150-200 m along the Wiener Straße (bypassing the fire house and the public swimming pool) from U-Bahn Görlitzer Bahnhof, the park is famous for the Turkish families barbecuing on summer weekends, failed contemporary art and relaxed atmosphere of students. It does have a reputation of being full of pickpockets and drug dealers though and the police makes regular visits to this place to check on the situation.
An observation tower without an elevator in Southeast Berlin, from which you can see that there is a great deal of forest around Berlin. There is a cafe at the tower.
A fortress built between 1560 and 1590 to Italian design on the site of a 12th-century castle. The Juliusturm housed part of the huge indemnity (in physical gold coins) France had to pay after the war of 1870/71 until what was left of it was returned to France after Germany's loss in World War I. The term "Juliusturm" remained in usage in German for a large "rainy day fund" into the 1960s. Museums housed within the citadel cover the history of the town of Spandau, monumental public art in Berlin, and artillery.
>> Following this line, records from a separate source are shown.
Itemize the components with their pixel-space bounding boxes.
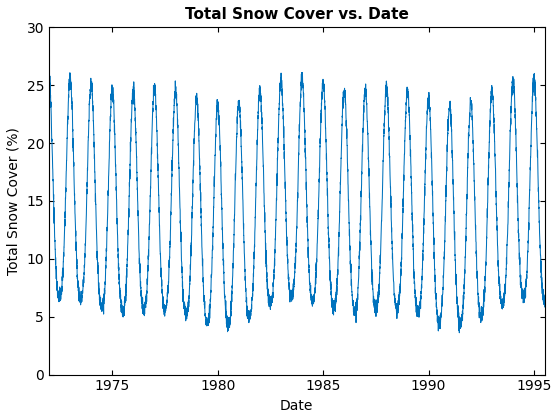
Title: Total Snow Cover vs. Date: Total Snow Cover vs. Date — [185, 7, 409, 22]
Y-axis label: Total Snow Cover (%): Total Snow Cover (%) — [7, 127, 21, 275]
X-axis label: Date: Date — [280, 399, 314, 413]
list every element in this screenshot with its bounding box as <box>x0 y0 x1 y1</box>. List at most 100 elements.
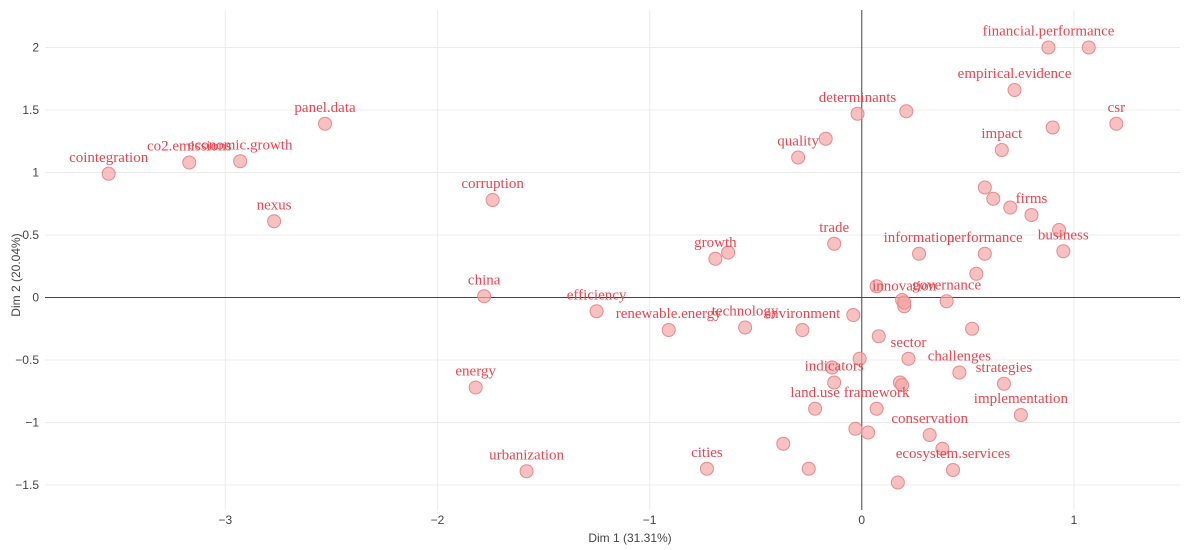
y-tick-label: 2 <box>32 41 39 55</box>
data-point-nexus <box>267 214 282 229</box>
point-label: strategies <box>976 360 1033 376</box>
point-label: corruption <box>461 176 524 192</box>
point-label: innovation <box>872 279 937 295</box>
data-point-financial-performance <box>1041 40 1056 55</box>
data-point <box>721 245 736 260</box>
data-point-efficiency <box>589 304 604 319</box>
data-point-performance <box>977 246 992 261</box>
data-point-corruption <box>485 193 500 207</box>
y-tick-label: 0.5 <box>22 228 39 242</box>
data-point <box>969 266 984 281</box>
data-point-co2-emissions <box>182 155 197 170</box>
data-point <box>977 180 992 195</box>
point-label: sector <box>891 335 927 351</box>
data-point-urbanization <box>519 464 534 479</box>
point-label: framework <box>844 385 910 401</box>
x-axis-title: Dim 1 (31.31%) <box>588 531 671 545</box>
data-point <box>846 308 861 322</box>
point-label: economic.growth <box>188 137 293 153</box>
data-point-trade <box>827 236 842 251</box>
x-tick-label: 1 <box>1071 513 1078 527</box>
point-label: conservation <box>891 411 968 427</box>
data-point <box>899 104 914 119</box>
point-label: empirical.evidence <box>958 66 1072 82</box>
points-layer <box>101 40 1124 490</box>
data-point-renewable-energy <box>661 323 676 337</box>
data-point-framework <box>869 401 884 416</box>
point-label: nexus <box>257 197 292 213</box>
point-label: china <box>468 272 501 288</box>
data-point-empirical-evidence <box>1007 83 1022 97</box>
point-label: panel.data <box>294 100 356 116</box>
point-label: trade <box>819 220 849 236</box>
data-point <box>848 421 863 436</box>
data-point-impact <box>994 143 1009 157</box>
y-axis-title: Dim 2 (20.04%) <box>9 233 23 316</box>
labels-layer: financial.performance csr empirical.eviden… <box>69 24 1125 464</box>
point-label: quality <box>777 134 819 150</box>
data-point-conservation <box>922 428 937 442</box>
data-point-growth <box>708 251 723 266</box>
data-point <box>852 351 867 366</box>
x-tick-label: −3 <box>218 513 232 527</box>
point-label: impact <box>981 126 1023 142</box>
point-label: co2.emissions <box>147 139 232 155</box>
data-point-information <box>912 246 927 261</box>
data-point-energy <box>468 380 483 395</box>
point-label: environment <box>764 306 841 322</box>
data-point-land-use <box>808 401 823 416</box>
point-label: indicators <box>805 359 864 375</box>
data-point <box>871 329 886 344</box>
point-label: performance <box>947 230 1023 246</box>
point-label: determinants <box>819 90 897 106</box>
data-point <box>1045 120 1060 135</box>
data-point-panel-data <box>318 116 333 131</box>
data-point <box>869 279 884 294</box>
data-point <box>1052 223 1067 237</box>
data-point <box>825 360 840 375</box>
data-point <box>1081 40 1096 55</box>
point-label: ecosystem.services <box>896 446 1011 462</box>
point-label: challenges <box>928 349 991 365</box>
y-tick-label: 1.5 <box>22 103 39 117</box>
data-point-innovation <box>897 295 912 310</box>
data-point-cointegration <box>101 166 116 181</box>
point-label: cointegration <box>69 150 149 166</box>
data-point <box>935 441 950 456</box>
point-label: technology <box>712 304 779 320</box>
data-point-cities <box>699 461 714 476</box>
point-label: information <box>884 230 955 246</box>
grid <box>45 10 1180 510</box>
point-label: cities <box>691 445 723 461</box>
data-point-implementation <box>1013 408 1028 422</box>
data-point-csr <box>1109 116 1124 131</box>
y-tick-label: −1 <box>25 416 39 430</box>
data-point <box>965 321 980 336</box>
point-label: business <box>1038 227 1089 243</box>
data-point-quality <box>791 150 806 165</box>
data-point-governance <box>939 294 954 309</box>
data-point-china <box>477 289 492 304</box>
point-label: renewable.energy <box>616 306 722 322</box>
point-label: implementation <box>974 391 1069 407</box>
data-point-challenges <box>952 365 967 380</box>
data-point-firms <box>1024 208 1039 222</box>
y-tick-label: 0 <box>32 291 39 305</box>
point-label: urbanization <box>489 447 564 463</box>
x-tick-label: −1 <box>643 513 657 527</box>
data-point-environment <box>795 323 810 337</box>
data-point-sector <box>901 351 916 366</box>
point-label: governance <box>912 277 981 293</box>
point-label: energy <box>455 364 496 380</box>
data-point <box>818 131 833 146</box>
data-point-determinants <box>850 106 865 121</box>
point-label: land.use <box>790 385 840 401</box>
data-point <box>895 378 910 392</box>
data-point-technology <box>738 320 753 335</box>
data-point-business <box>1056 244 1071 259</box>
point-label: efficiency <box>567 287 627 303</box>
point-label: growth <box>694 235 737 251</box>
tick-labels: −3 −2 −1 0 1 −1.5 −1 −0.5 0 0.5 1 1.5 2 <box>15 41 1077 528</box>
x-tick-label: −2 <box>431 513 445 527</box>
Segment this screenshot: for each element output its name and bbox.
Germany's national centre for contemporary non-European art. The house is a leading centre for the contemporary arts and a venue for projects breaking through artistic boundaries. This architectural landmark was an American contribution to the international building exhibition INTERBAU 1957 as an embodiment of the free exchange of ideas. Colloquially called Schwangere Auster (Pregnant Oyster).
With an impressive, circus-tent-like roof over its courtyard and remains of the pre-war Hotel Esplanade incorporated into the modern structure.
Started in the 15th century and finished in the mid-18th century, the baroque palace was the residence of electors, kings and emperors until 1918, when it became a museum. The palace was badly damaged during World War II and later razed in 1950, replaced by the GDR with a modernist Palast der Republik. The Palast was in turn gradually dismantled at the turn of the century, as it was discovered to contain asbestos and its former function of housing the GDR parliament became obsolete. Berlin has started in June 2013 construction on a new version of its historic Stadtschloss. The Schlüterhof, an inner courtyard, was also rebuilt. The building opened with a delay in 2021 with museums inside and a roof terrace with a good view. Among the Berlin museums this is perhaps the most controversial due to reconstruction of a monarchist palace being seen as a questionable political statement and due to the fact that many of the exhibits were sourced from German colonies under ethically questionable circumstances leading to demands to return some or all of them to their places of origin.
The longest stretch of the Berlin Wall still in existence, painted by artists in 1991 and restored in 2009, after years of decay. At Mühlenstraße, next to the river Spree. The murals are painted on the east side of the wall after the fall of Communism; so they are not from the Cold War, during which murals could only be painted on the west side. Make sure not to miss the famous mural of a car seemingly crashing through the wall with Leonid Brezhnev and Erich Honecker kissing above it. It is actually on the back side of the gallery (it is facing away from the street.) It is just inside the entrance of the Eastern Comfort Hostel, near the east end of the gallery.
Closed for renovations; the temporary Bauhaus-Archiv is at Knesebeckstraße 1-2 in Charlottenburg. Building designed by Walter Gropius. Inside a museum, library, cafe and shop.
The oldest museum of its kind in Germany which, despite great losses during the World War II, still possesses one of the world's primary collections of European applied art. There are two sections to the collection: one located at the Kulturforum in Tiergarten, the other at Köpenick Palace.